Nonostante la relativa inesperienza nella costruzione di centrali nucleari, e nonostante in Italia non ne fossero mai state fatte prima, il progetto della centrale di Trino è ancora considerato per molti versi un buon progetto. Il tipo di reattore che fu usato – ad acqua pressurizzata, o PWR – è oggi il più diffuso nei nuovi impianti, mentre i sistemi di sicurezza, come l’enorme guscio di acciaio che circonda tutto l’impianto, sono quelli che vengono ora considerati essenziali e che negli anni hanno permesso di evitare enormi disastri in altre centrali nucleari, come quella di Three Mile Island, negli Stati Uniti. La centrale di Trino, inoltre, funzionava bene e per alcuni anni ebbe il record per il più lungo utilizzo del reattore senza interruzioni.

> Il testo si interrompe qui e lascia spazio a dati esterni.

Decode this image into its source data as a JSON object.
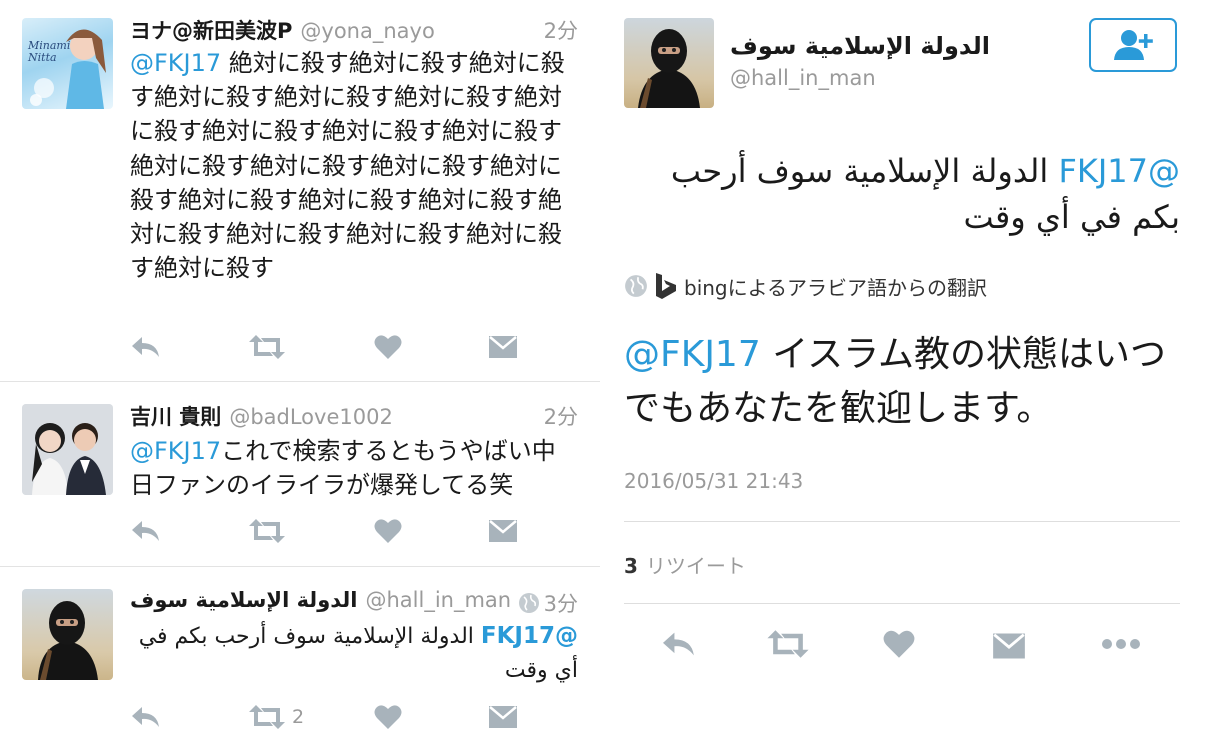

Una cosa che non fu tenuta in conto nella progettazione della centrale, però, fu come sarebbe stata smontata. La possibilità, in quegli anni, non fu nemmeno presa in considerazione: per quanto si sapesse che la centrale non sarebbe durata per sempre – anche senza referendum, avrebbe cessato di funzionare nei primi anni Novanta – fu progettata e assemblata come se avesse dovuto farlo. Quindi quando nei primi anni Novanta l’Italia decise che non sarebbe mai più tornata ad usare i suoi impianti nucleari, la centrale di Trino presentava una complicazione in più: non solo bisognava smaltire il combustibile nucleare e il resto dei rifiuti radioattivi, bisognava anche inventarsi un modo per smontare la centrale stessa.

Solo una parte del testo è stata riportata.